FETÖ davasından hapiste olan 450 Hâkim ve Savcı’yı, Danıştay göreve iade kararı verdi ve hepsini tahliye etti. Buna en çok da Erdoğan kızdı. Bir zamanlar “Dön gayri bitsin bu hasretlik” diye FETÖ’ye yalvaran Erdoğan’dır. Bu hâkim ve Savcılardan bir tanesi böyle bir şey söylemedi. Aslında FETÖ ile ilgili, söylediklerinden dolayı, tutuklanması gereken, Erdoğan’ın kendisidir. FETÖ davasından tutuklu bulunan 40 bin civarında insan da serbest kalmalı.
27 Mayıs İnönü-Gürsel Cuntası, CHP’nin akıl hocası Kasım Gülek’e görev verdiler. Kasım Gülek uzun süre bu önemli görevi yapabilecek birini aradı, sonunda FETÖ’yü buldu. Özel bir eğitimden geçtikten sonra, Mustafa Kemal’in emriyle kurulan bütün Tarikatları FETÖ’ye bağladı, Türkiye’yi Kemalist dine dönüştürmek için, uydurulmuş İslamlaşma süreci başladı. Zavallı FETÖ babası cami imamı, annesi ev hanımı, imam olan babasından sadece okuma yazma öğrenmiş sıradan bir insan. Tarikatlar aracılığıyla, Türkiye baştan başa emrinde. 160 ülkede, 2 binden fazla okulu vardı. FETÖ bu hale gelene kadar, devleti yönetenler uyumuyorlardı koruyorlardı. Yönetenler ne yaparsa yapsın, FETÖ’nün gölgesinde Kemalist Din örgütleniyordu. Zavallı FETÖ örgütlendiği devletlerin çoğunun var olduğunu ve nerede olduğunu bile bilmez. Bir zamanlar Hoca Efendi demeyenler dayak yerken, şimdi de Hoca Efendi diyen yandaşları hapishanelerde ömür tüketiyor.

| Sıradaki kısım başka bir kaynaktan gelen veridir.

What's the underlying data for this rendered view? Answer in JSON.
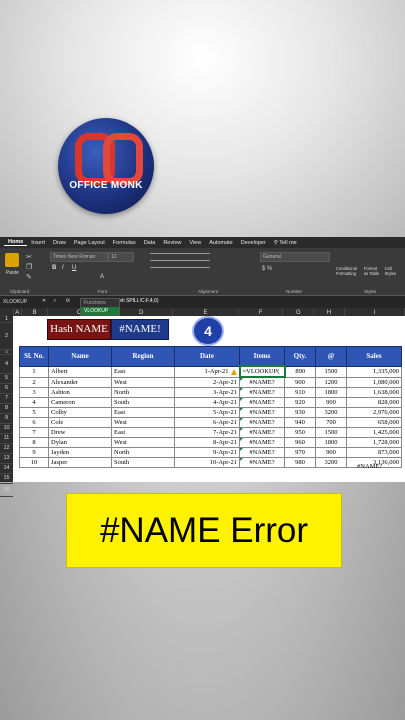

Devletin Din İşleri Genel Müdürü Ali Erbaş, elinde boyu kadar bir kılıç, Minberde Ayasofya kilisesini camiye dönüştürme konuşmasını yapıyordu. Ali efendi bu görüntüsüyle, tam da Kemalist Din adamı olduğu görüntüsü veriyordu. İbadethanede elinde kılıç olan görüntü normal bir din adamı görüntüsü değildi. Acaba bir gün bir Haham, elinde bir Teleskop Mescid-i Aksa’daki Cami-ül Aksa’yı, Sinagog’a dönüştürme konuşması yapsa, Devletin Din İşleri Genel Müdürü Ali Erbaş Efendi ne yapar? İşte o zaman Ayasofya Kilisesinde elindeki kılıcını çekip, Kudüs’e yürümelidir. Ali Erbaş Efendi elinde kılıç, Ayasofya Kilisesinde, öfke ekiyordu, cübbesinin ceplerine nefret dolduruyordu. Ali efendi İsrail’i eleştiren, Vatikan’daki Papa’ya bak başındaki sarıktan utan.
CHP Genel Başkan’ı ikinci Selanikli Özgür Özel, 17 Şubat Cumartesi günü, Ankara Yenimahalle Pir Sultan Abdal Cem evi açılışını yapıyordu. Hem açılış hem de seçim propagandası, doyasıya Alevilerle ilgili bir konuşma yaptı. Epeyce de etrafına Alevi toplanmış, elleri patlarcasına alkışlıyor bağırıyorlardı. İlk defa ben Yapay Zekanın ne demek olduğunu orada gördüm.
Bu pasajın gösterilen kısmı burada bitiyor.